Stephanie’s Station

Stephanie’s right hand was stuck inside the door of a baby blue Lexus. While she was in no pain—that would come later—she couldn’t wiggle her fingers. She worried they’d no longer be three-dimensional once the door opened again. In the front seat, the grownups talked with an easy camaraderie about pleasant things. Stephanie was ten, and no one had ever told her what to do in this situation. The beautiful car glided downtown to a special place. Behind its wheel was Mrs. Gwendolyn Conrad, her mother’s boss.

It was an act of largesse that she was a passenger in this car at all. Her mother cleaned Mrs. Conrad’s house every Tuesday and Thursday. Most of her mom’s employers expected her to make childcare arrangements during the summer months, but Mrs. Conrad said Stephanie was welcome in her home as long as she’d wait quietly in the library while her mother worked. This room reminded Stephanie of what Laurie Laurence’s library in Little Women must have looked like. The book-lined room in his grand home with statues and pictures that made Jo cry out: “What richness! Theodore Laurence, you ought to be the happiest boy in the world!”

All that summer, Stephanie spent two glorious days a week with her nose in a novel and the rest of her sunken deep inside a leather reading chair while her mother polished Mrs. Conrad’s antique furniture, vacuumed her Persian rugs and scrubbed all five of her garden bathtubs.

“Life is not fair,” Stephanie’s mom said with a hint of amusement in her voice when she found her daughter in a state of luxurious repose that first day in the library. “I’ve come to rescue you from all this richness, Steph.”

When Stephanie got out of Mrs. Conrad’s chair, the indentation her body left in its burgundy leather quickly disappeared. Carefully, she placed The Wind in the Willows back on the shelf, in alphabetical order by author, just as she’d found it. She didn’t want to leave anything inside the gold-embossed edition to mark her page. She wasn’t sure Mrs. Conrad would like that.

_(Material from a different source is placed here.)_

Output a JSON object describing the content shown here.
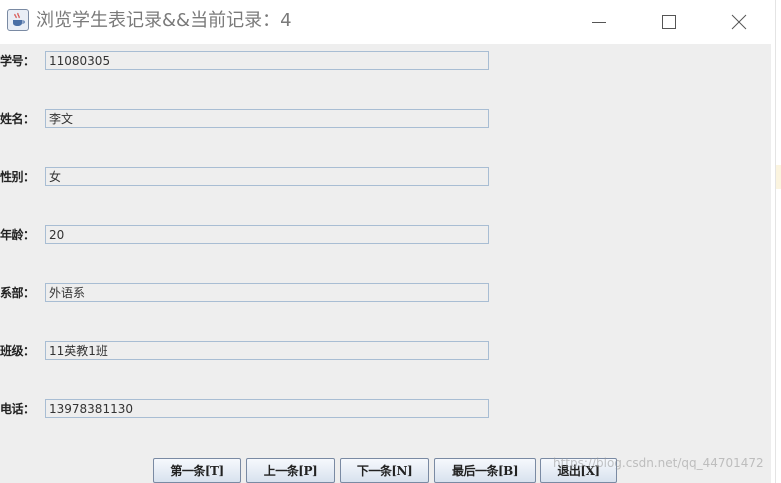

Page 82…page 82…page 82…she thought, determined to remember her place when she came back on Thursday.

Stephanie tried to wiggle her fingers again and failed. Despite the fancy seats that blew cool air all over her, a bead of sweat fell onto her upper lip. A scream rose up in her throat, but an ugly sound like that would have been out-of-place in this elegant car. She choked it back. Decided to bide her time until the ride ended, and the door opened, and she could be free.

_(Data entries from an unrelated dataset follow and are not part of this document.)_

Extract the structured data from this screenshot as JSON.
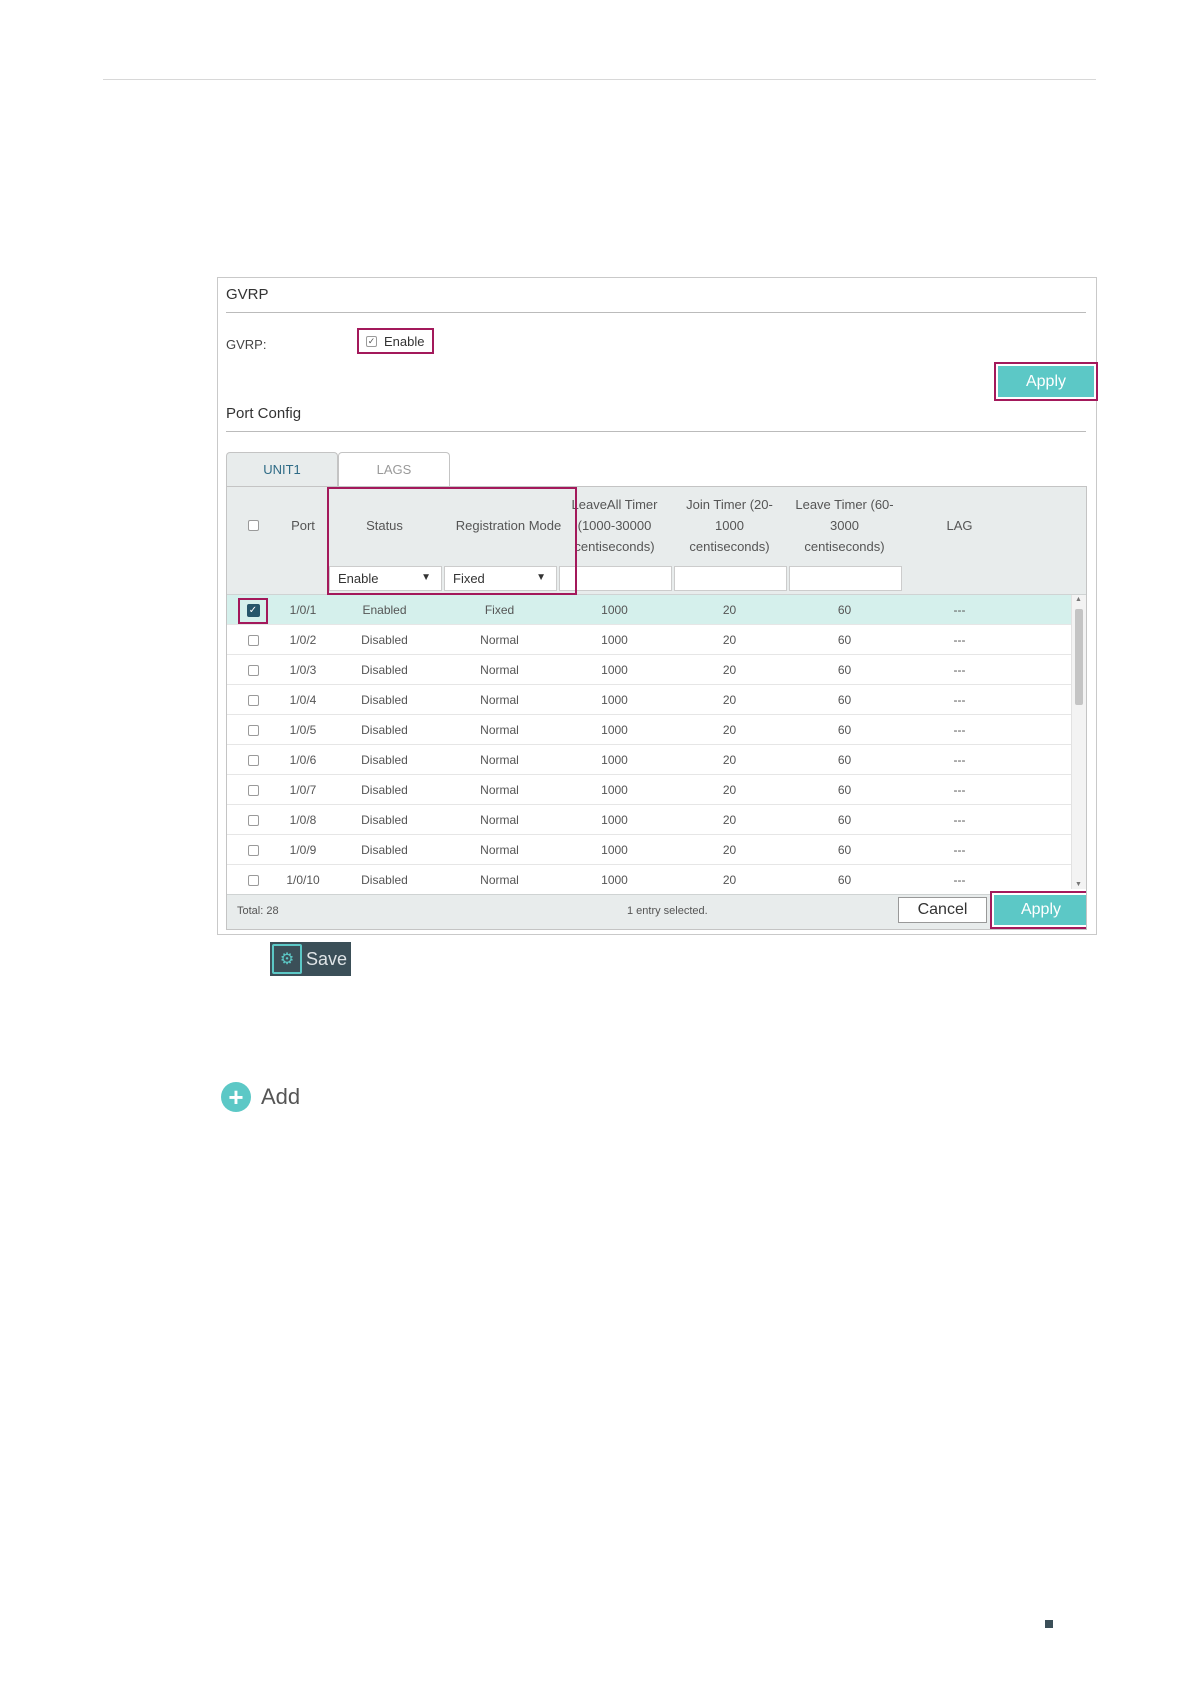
{
  "gvrp": {
    "title": "GVRP",
    "label": "GVRP:",
    "enable_label": "Enable",
    "enabled": true,
    "apply_label": "Apply"
  },
  "port_config": {
    "title": "Port Config",
    "tabs": [
      {
        "label": "UNIT1",
        "active": true
      },
      {
        "label": "LAGS",
        "active": false
      }
    ],
    "columns": {
      "port": "Port",
      "status": "Status",
      "registration_mode": "Registration Mode",
      "leaveall_line1": "LeaveAll Timer",
      "leaveall_line2": "(1000-30000",
      "leaveall_line3": "centiseconds)",
      "join_line1": "Join Timer (20-",
      "join_line2": "1000",
      "join_line3": "centiseconds)",
      "leave_line1": "Leave Timer (60-",
      "leave_line2": "3000",
      "leave_line3": "centiseconds)",
      "lag": "LAG"
    },
    "filter": {
      "status": "Enable",
      "registration_mode": "Fixed"
    },
    "rows": [
      {
        "port": "1/0/1",
        "status": "Enabled",
        "mode": "Fixed",
        "leaveall": "1000",
        "join": "20",
        "leave": "60",
        "lag": "---",
        "selected": true
      },
      {
        "port": "1/0/2",
        "status": "Disabled",
        "mode": "Normal",
        "leaveall": "1000",
        "join": "20",
        "leave": "60",
        "lag": "---",
        "selected": false
      },
      {
        "port": "1/0/3",
        "status": "Disabled",
        "mode": "Normal",
        "leaveall": "1000",
        "join": "20",
        "leave": "60",
        "lag": "---",
        "selected": false
      },
      {
        "port": "1/0/4",
        "status": "Disabled",
        "mode": "Normal",
        "leaveall": "1000",
        "join": "20",
        "leave": "60",
        "lag": "---",
        "selected": false
      },
      {
        "port": "1/0/5",
        "status": "Disabled",
        "mode": "Normal",
        "leaveall": "1000",
        "join": "20",
        "leave": "60",
        "lag": "---",
        "selected": false
      },
      {
        "port": "1/0/6",
        "status": "Disabled",
        "mode": "Normal",
        "leaveall": "1000",
        "join": "20",
        "leave": "60",
        "lag": "---",
        "selected": false
      },
      {
        "port": "1/0/7",
        "status": "Disabled",
        "mode": "Normal",
        "leaveall": "1000",
        "join": "20",
        "leave": "60",
        "lag": "---",
        "selected": false
      },
      {
        "port": "1/0/8",
        "status": "Disabled",
        "mode": "Normal",
        "leaveall": "1000",
        "join": "20",
        "leave": "60",
        "lag": "---",
        "selected": false
      },
      {
        "port": "1/0/9",
        "status": "Disabled",
        "mode": "Normal",
        "leaveall": "1000",
        "join": "20",
        "leave": "60",
        "lag": "---",
        "selected": false
      },
      {
        "port": "1/0/10",
        "status": "Disabled",
        "mode": "Normal",
        "leaveall": "1000",
        "join": "20",
        "leave": "60",
        "lag": "---",
        "selected": false
      }
    ],
    "footer": {
      "total": "Total: 28",
      "selection": "1 entry selected.",
      "cancel_label": "Cancel",
      "apply_label": "Apply"
    }
  },
  "save": {
    "label": "Save",
    "icon": "save-gear-icon"
  },
  "add": {
    "label": "Add",
    "icon": "plus-circle-icon"
  },
  "colors": {
    "accent": "#5cc8c6",
    "highlight_frame": "#a3195b",
    "selected_row": "#d5f0ec",
    "header_bg": "#e8ecec"
  }
}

She couldn’t believe it was her love of reading that got her into this predicament. Along with The Wind in the Willows, she’d devoured Aesop’s Fables, Heidi, Alice’s Adventures in Wonderland,Grimm’s Fairy Tales, Peter Pan, The Secret Garden and seven Nancy Drew mysteries that summer. Mrs. Conrad often breezed in and out of her library while Stephanie read, and on the day before school began, just as she was trying to find something short enough to finish in a few hours, Mrs. Conrad entered the room.

“We are alike, you and I,” she said to Stephanie, who blinked and gaped at the tall lady in the belted summer dress who’d never said more than a polite “Hello,” and “How are you?” to her before that moment. “I’ve asked your mother if I could take you on a trip to the bookstore. You can pick anything, absolutely anything, that you’d like.”

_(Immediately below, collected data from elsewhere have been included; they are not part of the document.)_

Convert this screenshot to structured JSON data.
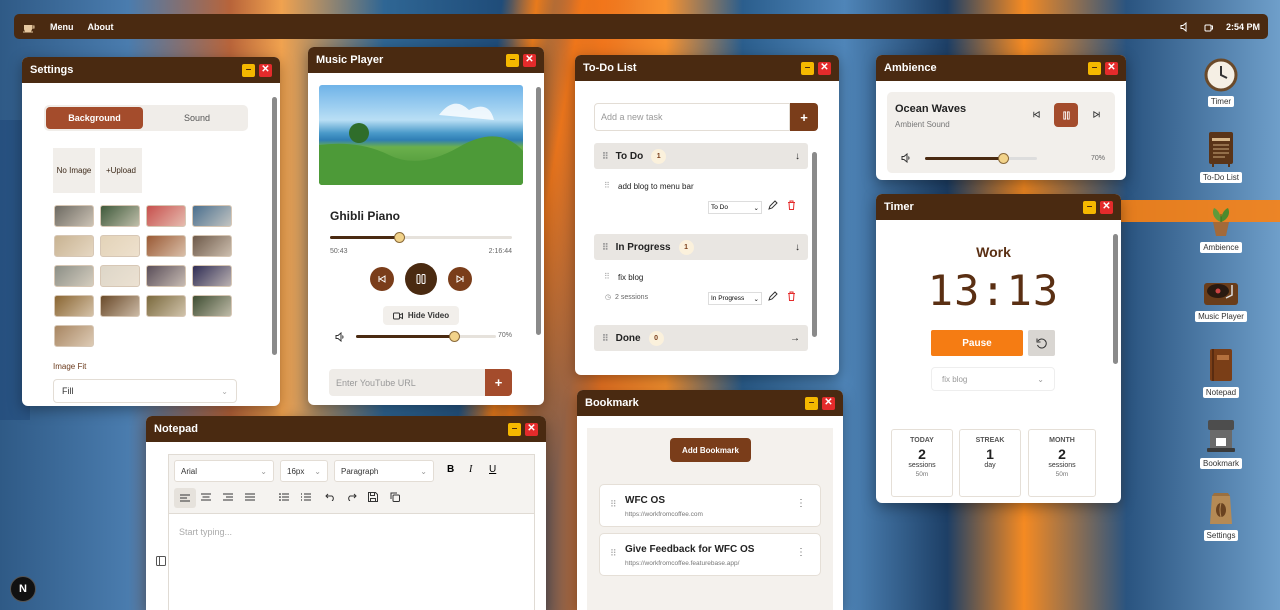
{
  "topbar": {
    "menu": "Menu",
    "about": "About",
    "time": "2:54 PM"
  },
  "settings": {
    "title": "Settings",
    "tab_background": "Background",
    "tab_sound": "Sound",
    "no_image": "No Image",
    "upload": "+Upload",
    "image_fit_label": "Image Fit",
    "image_fit_value": "Fill",
    "thumb_colors": [
      "#6d6a62",
      "#3f5a3b",
      "#c7504d",
      "#4a6f8e",
      "#c8b392",
      "#e3d3b8",
      "#9a5a35",
      "#6e5a4a",
      "#8c8f86",
      "#ddd6c8",
      "#5a4e59",
      "#2f2d55",
      "#8a6633",
      "#6a4a2a",
      "#7b6a3e",
      "#3f4e33",
      "#a88662"
    ]
  },
  "music": {
    "title": "Music Player",
    "track": "Ghibli Piano",
    "elapsed": "50:43",
    "duration": "2:16:44",
    "progress": 0.38,
    "hide_video": "Hide Video",
    "volume": "70%",
    "volume_level": 0.7,
    "url_placeholder": "Enter YouTube URL"
  },
  "todo": {
    "title": "To-Do List",
    "placeholder": "Add a new task",
    "sections": [
      {
        "name": "To Do",
        "count": "1",
        "task": "add blog to menu bar",
        "status": "To Do"
      },
      {
        "name": "In Progress",
        "count": "1",
        "task": "fix blog",
        "status": "In Progress",
        "sessions": "2 sessions"
      },
      {
        "name": "Done",
        "count": "0"
      }
    ]
  },
  "bookmark": {
    "title": "Bookmark",
    "add_button": "Add Bookmark",
    "items": [
      {
        "name": "WFC OS",
        "url": "https://workfromcoffee.com"
      },
      {
        "name": "Give Feedback for WFC OS",
        "url": "https://workfromcoffee.featurebase.app/"
      }
    ]
  },
  "ambience": {
    "title": "Ambience",
    "sound": "Ocean Waves",
    "subtitle": "Ambient Sound",
    "volume": "70%",
    "volume_level": 0.7
  },
  "timer": {
    "title": "Timer",
    "mode": "Work",
    "time": "13:13",
    "pause": "Pause",
    "task_select": "fix blog",
    "stats": [
      {
        "label": "TODAY",
        "value": "2",
        "unit": "sessions",
        "sub": "50m"
      },
      {
        "label": "STREAK",
        "value": "1",
        "unit": "day",
        "sub": ""
      },
      {
        "label": "MONTH",
        "value": "2",
        "unit": "sessions",
        "sub": "50m"
      }
    ]
  },
  "notepad": {
    "title": "Notepad",
    "font": "Arial",
    "size": "16px",
    "block": "Paragraph",
    "placeholder": "Start typing..."
  },
  "desktop": {
    "icons": [
      "Timer",
      "To-Do List",
      "Ambience",
      "Music Player",
      "Notepad",
      "Bookmark",
      "Settings"
    ]
  },
  "badge": "N",
  "colors": {
    "brown": "#4a2a11",
    "accent": "#a44c2c",
    "orange": "#f57c13"
  }
}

The offer made Stephanie’s stomach quiver and hurt. Of course, her mother wouldn’t deny her a trip like this, but to pick anything? She’d have to be sure to check prices and not go much above ten dollars. She didn’t want to shame her mother by looking greedy. She would be careful. She would choose wisely. She would be grateful.

“So, you’d like to come,” Mrs. Conrad said.

It was more a statement than a question.

“Yes, please,” Stephanie nodded. “I’d like that. Very much.”

She followed Mrs. Conrad outside to the circular driveway where the two-door sports car sat gleaming on the cobblestones. Waiting inside the car, impatiently drumming her fingers on the dash, was Mrs. Conrad’s grownup daughter. She’d just come from getting her nails done, and now she needed some things at the bookstore before she began her senior year of college, Mrs. Conrad explained while opening the door and motioning for Stephanie to climb inside.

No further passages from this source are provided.